Back to the custom stamps to-do I mentioned at the beginning. In the late 1990s, a series of companies came out with products that effectively allowed people sending mail to use their printers to put postage on envelopes, stickers, or whatever else, getting access to stamps by buying them over the internet. It was an unprecedented move at the time, but one that proved to be one of the smartest moves in the recent history of the U.S. Postal Service.

“Our goal is to postage-enable every Internet-connected desktop and to provide a secure electronic commerce platform for postal services for the 21st century,” said Nicole Eagan of the firm E-Stamps, one of the first firms to get USPS approval to sell stamps in this way, in comments to Network World.

E-Stamps didn’t stick around, but one of its competitors of the era very much did. That company, Stamps.com, is at the center of the current controversy over the custom stamps, which is an unfortunate controversy, because it appears the USPS is screwing over a business partner at a time when USPS can’t afford to screw over a business partner.

The concept of PC Postage has been a fairly large money-maker for the U.S. Postal Service, generating $6 billion in revenue for USPS in 2018—not a small amount given the financial woes the agency has faced over the years.

What kind of monster do you have to be to want to kill something like this?! (via PhotoStamps)

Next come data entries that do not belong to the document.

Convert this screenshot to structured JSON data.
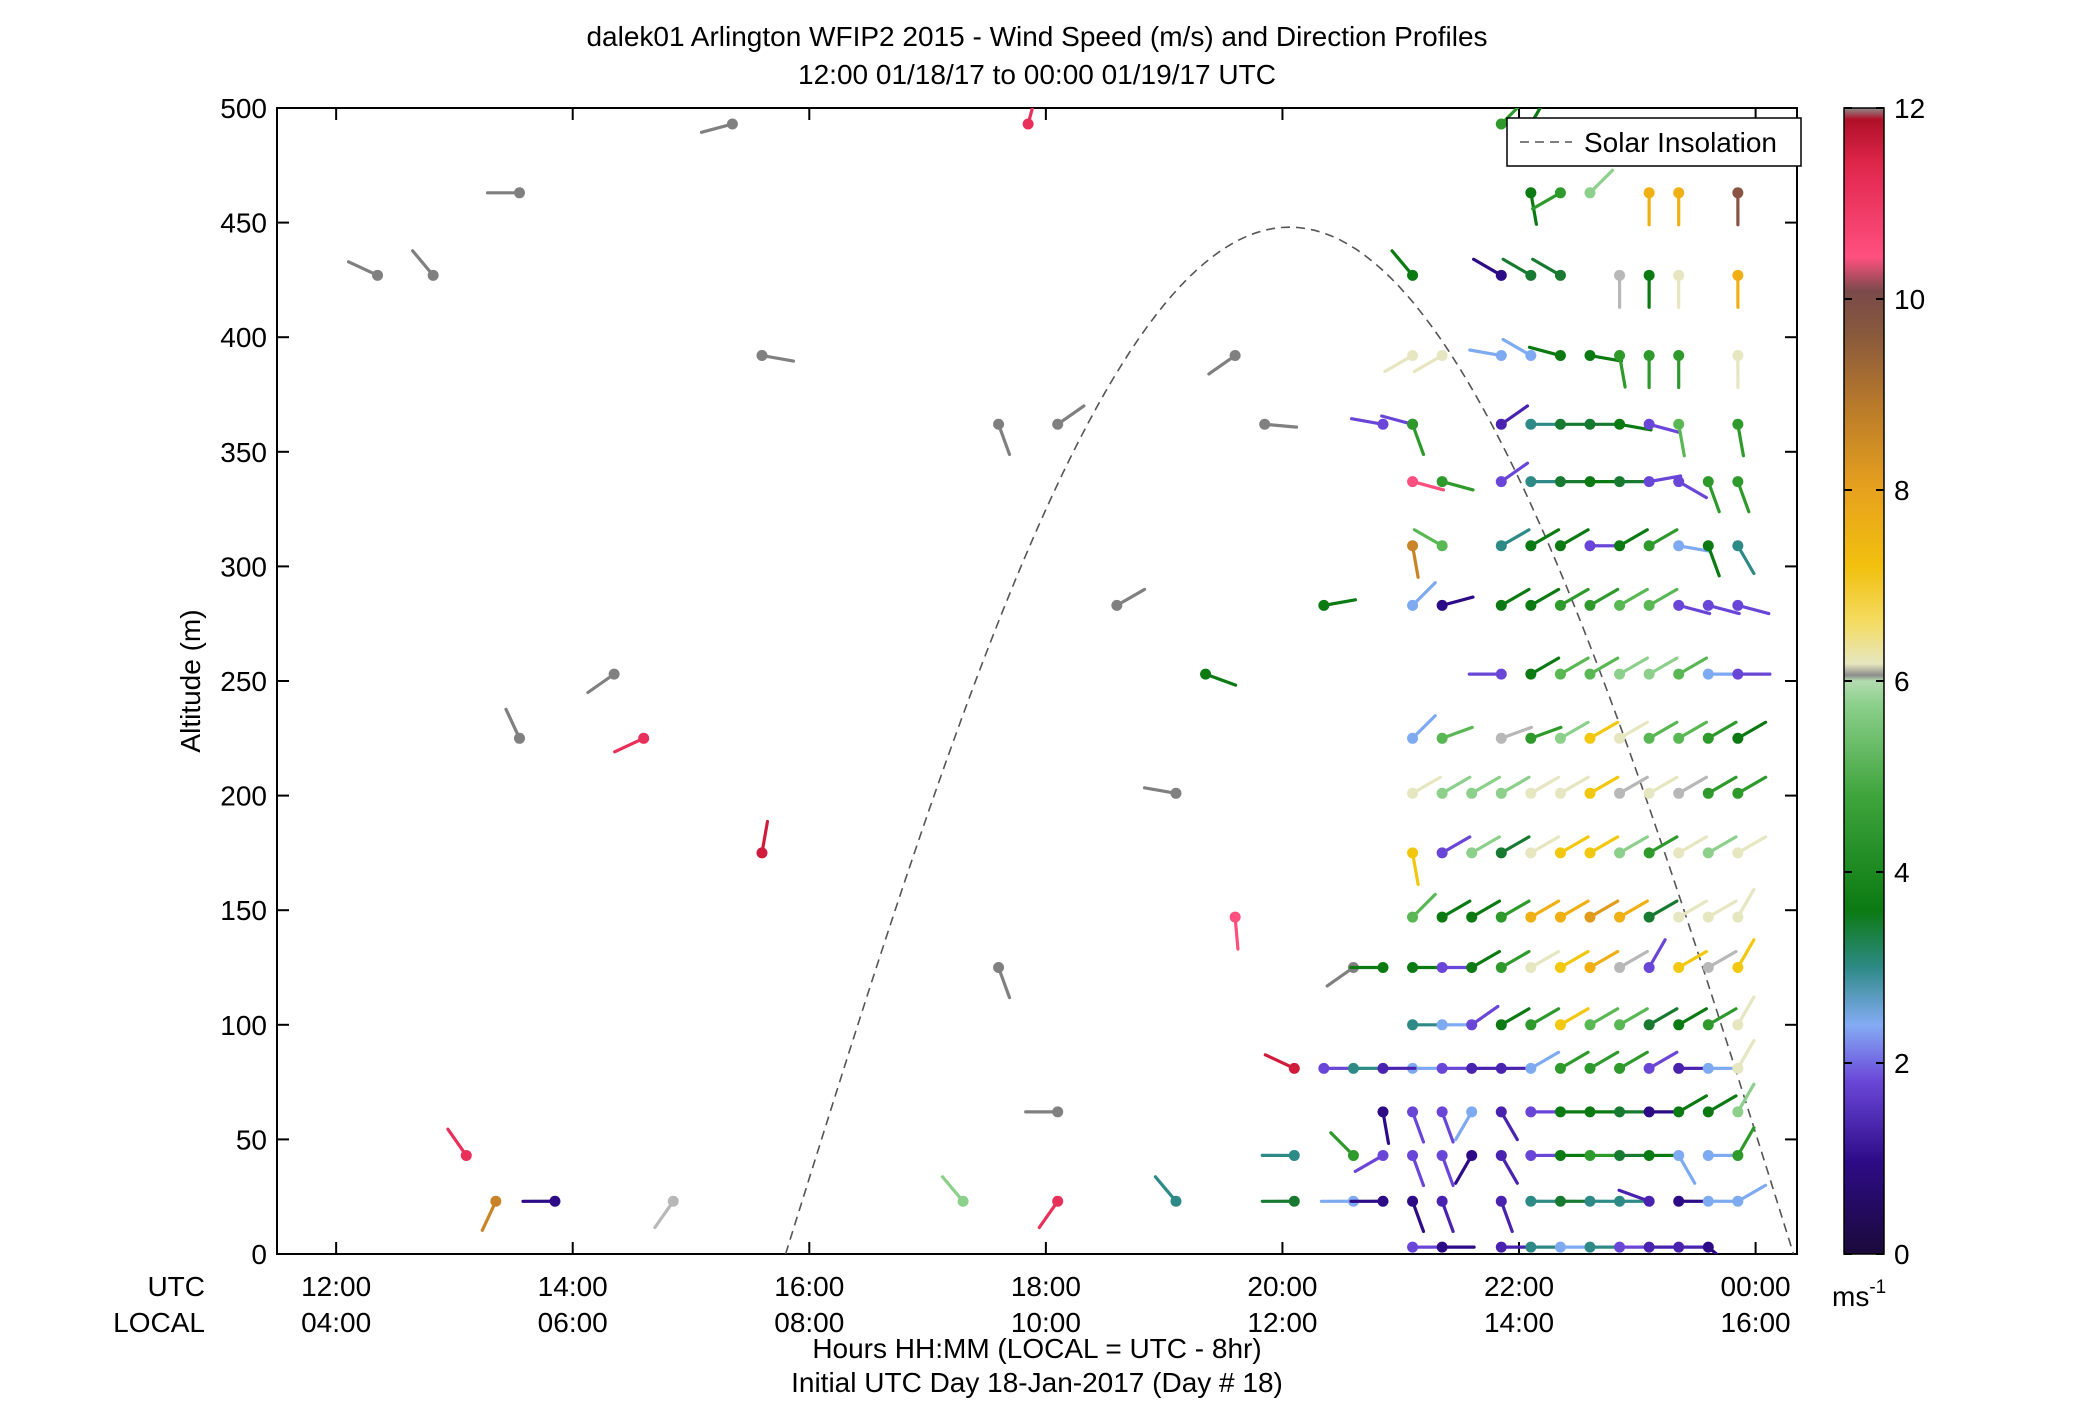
{
  "chart_data": {
    "type": "scatter",
    "subtype": "wind-barb-profile",
    "title": "dalek01 Arlington WFIP2 2015 - Wind Speed (m/s) and Direction Profiles",
    "subtitle": "12:00 01/18/17 to 00:00 01/19/17  UTC",
    "ylabel": "Altitude (m)",
    "xlabel": "Hours HH:MM  (LOCAL = UTC - 8hr)",
    "xlabel2": "Initial UTC Day 18-Jan-2017 (Day # 18)",
    "row_label_utc": "UTC",
    "row_label_local": "LOCAL",
    "x_range_hours": [
      11.5,
      24.35
    ],
    "ylim": [
      0,
      500
    ],
    "y_ticks": [
      0,
      50,
      100,
      150,
      200,
      250,
      300,
      350,
      400,
      450,
      500
    ],
    "x_ticks": [
      {
        "h": 12,
        "utc": "12:00",
        "local": "04:00"
      },
      {
        "h": 14,
        "utc": "14:00",
        "local": "06:00"
      },
      {
        "h": 16,
        "utc": "16:00",
        "local": "08:00"
      },
      {
        "h": 18,
        "utc": "18:00",
        "local": "10:00"
      },
      {
        "h": 20,
        "utc": "20:00",
        "local": "12:00"
      },
      {
        "h": 22,
        "utc": "22:00",
        "local": "14:00"
      },
      {
        "h": 24,
        "utc": "00:00",
        "local": "16:00"
      }
    ],
    "legend": {
      "label": "Solar Insolation",
      "position": "top-right"
    },
    "solar_insolation": {
      "start_h": 15.8,
      "peak_h": 20.08,
      "end_h": 24.32,
      "peak_alt": 448
    },
    "colorbar": {
      "min": 0,
      "max": 12,
      "ticks": [
        0,
        2,
        4,
        6,
        8,
        10,
        12
      ],
      "unit": "ms-1",
      "unit_base": "ms",
      "unit_exp": "-1"
    },
    "barbs_format": "[hour_utc, altitude_m, speed_m_s, barb_angle_deg_math]",
    "barbs": [
      [
        12.35,
        427,
        12.5,
        155
      ],
      [
        12.82,
        427,
        12.5,
        130
      ],
      [
        13.55,
        463,
        12.5,
        180
      ],
      [
        15.35,
        493,
        12.5,
        195
      ],
      [
        15.6,
        392,
        12.5,
        -10
      ],
      [
        14.35,
        253,
        12.5,
        215
      ],
      [
        13.55,
        225,
        12.5,
        115
      ],
      [
        14.6,
        225,
        11.0,
        205
      ],
      [
        13.1,
        43,
        11.0,
        125
      ],
      [
        15.6,
        175,
        11.3,
        80
      ],
      [
        13.35,
        23,
        8.5,
        245
      ],
      [
        13.85,
        23,
        0.5,
        180
      ],
      [
        14.85,
        23,
        6.0,
        235
      ],
      [
        17.85,
        493,
        11.0,
        75
      ],
      [
        17.6,
        362,
        12.5,
        -70
      ],
      [
        18.1,
        362,
        12.5,
        35
      ],
      [
        17.6,
        125,
        12.5,
        -70
      ],
      [
        18.1,
        62,
        12.5,
        180
      ],
      [
        17.3,
        23,
        5.5,
        130
      ],
      [
        18.1,
        23,
        11.0,
        235
      ],
      [
        18.6,
        283,
        12.5,
        30
      ],
      [
        19.1,
        23,
        2.5,
        130
      ],
      [
        19.1,
        201,
        12.5,
        170
      ],
      [
        19.6,
        392,
        12.5,
        215
      ],
      [
        19.35,
        253,
        3.8,
        -20
      ],
      [
        19.6,
        147,
        10.5,
        -85
      ],
      [
        19.85,
        362,
        12.5,
        -5
      ],
      [
        20.6,
        125,
        12.5,
        215
      ],
      [
        20.35,
        283,
        3.8,
        10
      ],
      [
        20.1,
        81,
        11.3,
        155
      ],
      [
        20.35,
        81,
        1.5,
        0
      ],
      [
        20.6,
        81,
        2.5,
        0
      ],
      [
        20.1,
        43,
        2.5,
        180
      ],
      [
        20.6,
        43,
        4.5,
        135
      ],
      [
        20.1,
        23,
        3.0,
        180
      ],
      [
        20.6,
        23,
        2.0,
        180
      ],
      [
        20.85,
        23,
        0.5,
        180
      ],
      [
        21.1,
        427,
        3.8,
        130
      ],
      [
        21.1,
        392,
        6.5,
        210
      ],
      [
        21.1,
        362,
        1.5,
        165
      ],
      [
        21.1,
        337,
        10.5,
        -15
      ],
      [
        21.1,
        309,
        8.5,
        -80
      ],
      [
        21.1,
        283,
        2.0,
        45
      ],
      [
        21.1,
        225,
        2.0,
        45
      ],
      [
        21.1,
        201,
        6.5,
        30
      ],
      [
        21.1,
        175,
        7.0,
        -80
      ],
      [
        21.1,
        147,
        5.0,
        45
      ],
      [
        21.1,
        125,
        3.8,
        0
      ],
      [
        21.1,
        100,
        2.5,
        0
      ],
      [
        21.1,
        81,
        2.0,
        0
      ],
      [
        21.1,
        62,
        1.5,
        -70
      ],
      [
        21.1,
        43,
        1.5,
        -70
      ],
      [
        21.1,
        23,
        0.5,
        -70
      ],
      [
        21.1,
        3,
        1.5,
        0
      ],
      [
        20.85,
        81,
        1.0,
        0
      ],
      [
        20.85,
        62,
        0.5,
        -80
      ],
      [
        20.85,
        43,
        1.5,
        210
      ],
      [
        20.85,
        125,
        3.5,
        180
      ],
      [
        20.85,
        362,
        1.5,
        170
      ],
      [
        21.35,
        309,
        5.0,
        150
      ],
      [
        21.35,
        283,
        0.5,
        15
      ],
      [
        21.35,
        225,
        5.0,
        20
      ],
      [
        21.35,
        201,
        5.5,
        30
      ],
      [
        21.35,
        175,
        1.5,
        30
      ],
      [
        21.35,
        147,
        3.8,
        30
      ],
      [
        21.35,
        125,
        1.5,
        0
      ],
      [
        21.35,
        100,
        2.0,
        0
      ],
      [
        21.35,
        81,
        1.5,
        0
      ],
      [
        21.35,
        62,
        1.5,
        -70
      ],
      [
        21.35,
        43,
        1.5,
        -70
      ],
      [
        21.35,
        23,
        1.0,
        -70
      ],
      [
        21.35,
        3,
        0.5,
        0
      ],
      [
        21.6,
        81,
        1.0,
        0
      ],
      [
        21.6,
        62,
        2.0,
        240
      ],
      [
        21.6,
        43,
        0.5,
        240
      ],
      [
        21.1,
        362,
        4.5,
        -70
      ],
      [
        21.35,
        337,
        4.0,
        -15
      ],
      [
        21.35,
        392,
        6.5,
        210
      ],
      [
        21.85,
        493,
        4.5,
        45
      ],
      [
        21.85,
        427,
        0.5,
        150
      ],
      [
        21.85,
        392,
        2.0,
        170
      ],
      [
        21.85,
        362,
        1.0,
        35
      ],
      [
        21.85,
        337,
        1.5,
        35
      ],
      [
        21.85,
        309,
        2.5,
        30
      ],
      [
        21.85,
        283,
        3.8,
        30
      ],
      [
        21.85,
        253,
        1.5,
        180
      ],
      [
        21.85,
        225,
        6.0,
        20
      ],
      [
        21.85,
        201,
        5.5,
        30
      ],
      [
        21.85,
        175,
        3.0,
        30
      ],
      [
        21.85,
        147,
        4.5,
        30
      ],
      [
        21.85,
        125,
        4.0,
        30
      ],
      [
        21.85,
        100,
        3.5,
        30
      ],
      [
        21.85,
        81,
        1.0,
        0
      ],
      [
        21.85,
        62,
        1.0,
        -60
      ],
      [
        21.85,
        43,
        1.0,
        -60
      ],
      [
        21.85,
        23,
        1.0,
        -70
      ],
      [
        21.85,
        3,
        1.0,
        0
      ],
      [
        21.6,
        100,
        1.5,
        35
      ],
      [
        21.6,
        125,
        3.5,
        30
      ],
      [
        21.6,
        147,
        3.5,
        30
      ],
      [
        21.6,
        175,
        5.5,
        30
      ],
      [
        21.6,
        201,
        5.5,
        30
      ],
      [
        22.1,
        493,
        3.8,
        60
      ],
      [
        22.1,
        463,
        3.8,
        -80
      ],
      [
        22.1,
        427,
        3.0,
        150
      ],
      [
        22.1,
        392,
        2.0,
        150
      ],
      [
        22.1,
        362,
        2.5,
        0
      ],
      [
        22.1,
        337,
        2.5,
        0
      ],
      [
        22.1,
        309,
        3.8,
        30
      ],
      [
        22.1,
        283,
        3.8,
        30
      ],
      [
        22.1,
        253,
        3.8,
        30
      ],
      [
        22.1,
        225,
        4.5,
        20
      ],
      [
        22.1,
        201,
        6.5,
        30
      ],
      [
        22.1,
        175,
        6.5,
        30
      ],
      [
        22.1,
        147,
        7.5,
        30
      ],
      [
        22.1,
        125,
        6.5,
        30
      ],
      [
        22.1,
        100,
        4.0,
        30
      ],
      [
        22.1,
        81,
        2.0,
        30
      ],
      [
        22.1,
        62,
        1.5,
        0
      ],
      [
        22.1,
        43,
        1.5,
        0
      ],
      [
        22.1,
        23,
        2.5,
        0
      ],
      [
        22.1,
        3,
        2.5,
        0
      ],
      [
        22.35,
        463,
        4.5,
        210
      ],
      [
        22.35,
        427,
        3.0,
        150
      ],
      [
        22.35,
        392,
        3.8,
        165
      ],
      [
        22.35,
        362,
        3.0,
        0
      ],
      [
        22.35,
        337,
        3.0,
        0
      ],
      [
        22.35,
        309,
        3.8,
        30
      ],
      [
        22.35,
        283,
        4.0,
        30
      ],
      [
        22.35,
        253,
        5.0,
        30
      ],
      [
        22.35,
        225,
        5.5,
        30
      ],
      [
        22.35,
        201,
        6.5,
        30
      ],
      [
        22.35,
        175,
        7.0,
        30
      ],
      [
        22.35,
        147,
        7.5,
        30
      ],
      [
        22.35,
        125,
        7.0,
        30
      ],
      [
        22.35,
        100,
        7.0,
        30
      ],
      [
        22.35,
        81,
        4.0,
        30
      ],
      [
        22.35,
        62,
        3.5,
        0
      ],
      [
        22.35,
        43,
        3.5,
        0
      ],
      [
        22.35,
        23,
        3.0,
        0
      ],
      [
        22.35,
        3,
        2.0,
        0
      ],
      [
        22.6,
        463,
        5.5,
        45
      ],
      [
        22.6,
        392,
        3.8,
        -10
      ],
      [
        22.6,
        362,
        3.0,
        0
      ],
      [
        22.6,
        337,
        3.8,
        0
      ],
      [
        22.6,
        309,
        1.5,
        0
      ],
      [
        22.6,
        283,
        4.0,
        30
      ],
      [
        22.6,
        253,
        5.0,
        30
      ],
      [
        22.6,
        225,
        7.0,
        30
      ],
      [
        22.6,
        201,
        7.0,
        30
      ],
      [
        22.6,
        175,
        7.0,
        30
      ],
      [
        22.6,
        147,
        8.0,
        30
      ],
      [
        22.6,
        125,
        7.5,
        30
      ],
      [
        22.6,
        100,
        5.0,
        30
      ],
      [
        22.6,
        81,
        4.5,
        30
      ],
      [
        22.6,
        62,
        3.5,
        0
      ],
      [
        22.6,
        43,
        4.0,
        0
      ],
      [
        22.6,
        23,
        2.5,
        0
      ],
      [
        22.6,
        3,
        2.5,
        0
      ],
      [
        22.85,
        427,
        6.0,
        -90
      ],
      [
        22.85,
        392,
        4.5,
        -80
      ],
      [
        22.85,
        362,
        3.5,
        -10
      ],
      [
        22.85,
        337,
        3.0,
        0
      ],
      [
        22.85,
        309,
        3.8,
        30
      ],
      [
        22.85,
        283,
        5.0,
        30
      ],
      [
        22.85,
        253,
        5.5,
        30
      ],
      [
        22.85,
        225,
        6.5,
        30
      ],
      [
        22.85,
        201,
        6.0,
        30
      ],
      [
        22.85,
        175,
        5.5,
        30
      ],
      [
        22.85,
        147,
        7.5,
        30
      ],
      [
        22.85,
        125,
        6.0,
        30
      ],
      [
        22.85,
        100,
        5.0,
        30
      ],
      [
        22.85,
        81,
        4.0,
        30
      ],
      [
        22.85,
        62,
        3.0,
        0
      ],
      [
        22.85,
        43,
        3.0,
        0
      ],
      [
        22.85,
        23,
        2.5,
        0
      ],
      [
        22.85,
        3,
        1.5,
        0
      ],
      [
        23.1,
        463,
        7.5,
        -90
      ],
      [
        23.1,
        427,
        3.8,
        -90
      ],
      [
        23.1,
        392,
        4.5,
        -90
      ],
      [
        23.1,
        362,
        1.5,
        -15
      ],
      [
        23.1,
        337,
        1.5,
        10
      ],
      [
        23.1,
        309,
        4.0,
        30
      ],
      [
        23.1,
        283,
        5.0,
        30
      ],
      [
        23.1,
        253,
        5.5,
        30
      ],
      [
        23.1,
        225,
        5.0,
        30
      ],
      [
        23.1,
        201,
        6.5,
        30
      ],
      [
        23.1,
        175,
        4.0,
        30
      ],
      [
        23.1,
        147,
        3.0,
        30
      ],
      [
        23.1,
        125,
        1.5,
        60
      ],
      [
        23.1,
        100,
        3.0,
        30
      ],
      [
        23.1,
        81,
        1.5,
        30
      ],
      [
        23.1,
        62,
        0.5,
        0
      ],
      [
        23.1,
        43,
        3.5,
        0
      ],
      [
        23.1,
        23,
        1.0,
        160
      ],
      [
        23.1,
        3,
        1.0,
        0
      ],
      [
        23.35,
        463,
        7.5,
        -90
      ],
      [
        23.35,
        427,
        6.5,
        -90
      ],
      [
        23.35,
        392,
        4.5,
        -90
      ],
      [
        23.35,
        362,
        5.0,
        -80
      ],
      [
        23.35,
        337,
        1.5,
        -30
      ],
      [
        23.35,
        309,
        2.0,
        -10
      ],
      [
        23.35,
        283,
        1.5,
        -15
      ],
      [
        23.35,
        253,
        5.0,
        30
      ],
      [
        23.35,
        225,
        5.0,
        30
      ],
      [
        23.35,
        201,
        6.0,
        30
      ],
      [
        23.35,
        175,
        6.5,
        30
      ],
      [
        23.35,
        147,
        6.5,
        30
      ],
      [
        23.35,
        125,
        7.0,
        30
      ],
      [
        23.35,
        100,
        3.5,
        30
      ],
      [
        23.35,
        81,
        1.0,
        0
      ],
      [
        23.35,
        62,
        3.5,
        30
      ],
      [
        23.35,
        43,
        2.0,
        -60
      ],
      [
        23.35,
        23,
        0.5,
        0
      ],
      [
        23.35,
        3,
        1.0,
        0
      ],
      [
        23.6,
        337,
        4.0,
        -70
      ],
      [
        23.6,
        309,
        3.5,
        -70
      ],
      [
        23.6,
        283,
        1.5,
        -15
      ],
      [
        23.6,
        253,
        2.0,
        0
      ],
      [
        23.6,
        225,
        4.0,
        30
      ],
      [
        23.6,
        201,
        4.0,
        30
      ],
      [
        23.6,
        175,
        5.5,
        30
      ],
      [
        23.6,
        147,
        6.5,
        30
      ],
      [
        23.6,
        125,
        6.0,
        30
      ],
      [
        23.6,
        100,
        4.5,
        30
      ],
      [
        23.6,
        81,
        2.0,
        0
      ],
      [
        23.6,
        62,
        3.5,
        30
      ],
      [
        23.6,
        43,
        2.0,
        0
      ],
      [
        23.6,
        23,
        2.0,
        0
      ],
      [
        23.6,
        3,
        0.5,
        -40
      ],
      [
        23.85,
        463,
        9.5,
        -90
      ],
      [
        23.85,
        427,
        7.5,
        -90
      ],
      [
        23.85,
        392,
        6.5,
        -90
      ],
      [
        23.85,
        362,
        4.5,
        -80
      ],
      [
        23.85,
        337,
        4.0,
        -70
      ],
      [
        23.85,
        309,
        2.5,
        -60
      ],
      [
        23.85,
        283,
        1.5,
        -15
      ],
      [
        23.85,
        253,
        1.5,
        0
      ],
      [
        23.85,
        225,
        3.8,
        30
      ],
      [
        23.85,
        201,
        4.0,
        30
      ],
      [
        23.85,
        175,
        6.5,
        30
      ],
      [
        23.85,
        147,
        6.5,
        60
      ],
      [
        23.85,
        125,
        7.0,
        60
      ],
      [
        23.85,
        100,
        6.5,
        60
      ],
      [
        23.85,
        81,
        6.5,
        60
      ],
      [
        23.85,
        62,
        5.5,
        60
      ],
      [
        23.85,
        43,
        4.0,
        60
      ],
      [
        23.85,
        23,
        2.0,
        30
      ]
    ]
  }
}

The custom stamp concept, called PhotoStamps, was introduced by Stamps.com in 2004 with the Postal Service’s support. But last month, the company revealed that PhotoStamps, despite having a consistent niche in popularity, were being shut down after 16 years.

The reasons seemed to play into USPS’ position in the culture wars. One of the things that PhotoStamps specifically banned was the use of religious insignia on the stamps, something the Postal Service had been sued over.

The Postal Service also apparently had an issue with the fact that the stamps were being purchased by people but never used (a claim Stamps.com disputes), and discouraged Stamps.com from calling the adhesive stickers “stamps.”

And while likely not directly related, John Oliver’s pitch to use PhotoStamps to help save the Post Office came right around the same time Stamps.com disclosed that the program was being shut down, which may have given the program an unwitting political edge.

But when it comes down to it, it feels like a situation in which the no-joy contingent of the U.S. Postal Service killed something cool because it was largely out of their control.

“We certainly expect to keep trying as we believe it’s a fun product that brings a lot of joy and creativity to the mailing world,” Stamps.com CEO Ken McBride told Linn’s Stamp News.

If you get a chance today, buy some custom stamps and share them with your friends and family. You won’t be able to starting tomorrow.